With the increase of live mobile video, AT&T, Verizon and other mobile providers are struggling to provide adequate bandwidth. The recent article by Peter Svensson of the Associated Press entitled "AT&T customers surprised by 'unlimited data' limit" (http://finance.yahoo.com/news/t-customers-surprised-unlimited-data-limit-080906861.html) illustrates the problem many mobile users are discovering. 'Unlimited data' is limited based upon the mobile providers’ network or cell tower capacity. As the mobile providers look at it by 'throttling' your mobile access they are not limiting your data but slowing it to a crawl to discourage high volume usage on their 3/4G networks.
While AT&T allows live mobile streaming on their 3/4G networks up to a certain extent, some providers block live mobile video on their 3/4G networks thus forcing users to connect to a Wi-Fi network. Thereby, taking the 'mobile' out of 'mobile video streaming'.
I live in a small town in Ohio and it is not uncommon for me to drive around town watching live video streams of NTSB, FERC and FCC meetings with little or no buffering. However, if I try to do the same while in Washington, D.C. or New York there is a good chance my video stream would be buffering more often than not and eventually my account would be 'throttled'.
Eventually, mobile providers’ network capacity will catch up with users and unlimited data will really be unlimited; users will be able to watch mobile video streaming on mobile networks as well as Wi-Fi. Until that day, live mobile video streams are catch as catch can on mobile networks but usually work without issue on Wi-Fi networks. More and more mass transportation providers are starting to offer Wi-Fi connections for their ridership on trains, subways and buses, thus getting around the mobile providers data limitations.
With all these restrictions on mobile networks, is it worth it to provide your next live video production with a mobile streaming option?

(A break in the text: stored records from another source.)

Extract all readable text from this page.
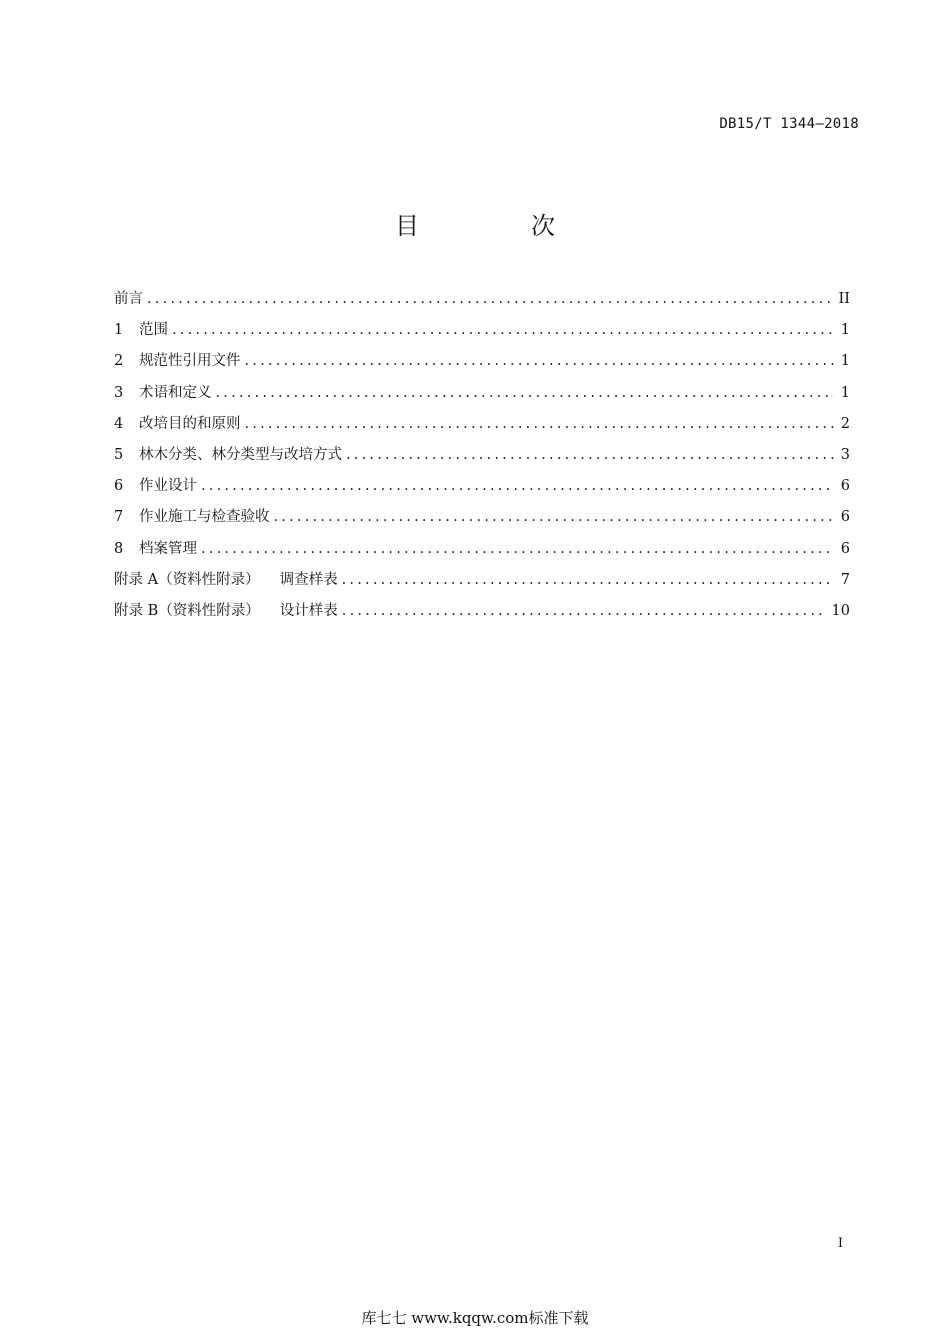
DB15/T 1344—2018
目　次
前言 .....	II
1	范围 .....	1
2	规范性引用文件 .....	1
3	术语和定义 .....	1
4	改培目的和原则 .....	2
5	林木分类、林分类型与改培方式 .....	3
6	作业设计 .....	6
7	作业施工与检查验收 .....	6
8	档案管理 .....	6
附录 A（资料性附录） 调查样表 .....	7
附录 B（资料性附录） 设计样表 .....	10
I
库七七 www.kqqw.com标准下载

Without a doubt it is worth the extra effort to provide your live video stream to mobile devices as well as to the desktop. With viewers across the country and across the world potentially watching your live webcast, giving viewers the option to watch while they commute to or from home and the office, or even to watch at home on their mobile device, is well worth the effort. Giving your viewer additional options on how they can watch your video, whether on 3/4G networks or Wi-Fi hotspots, puts the control in their hands, thus providing additional incentives for them to watch your live video productions.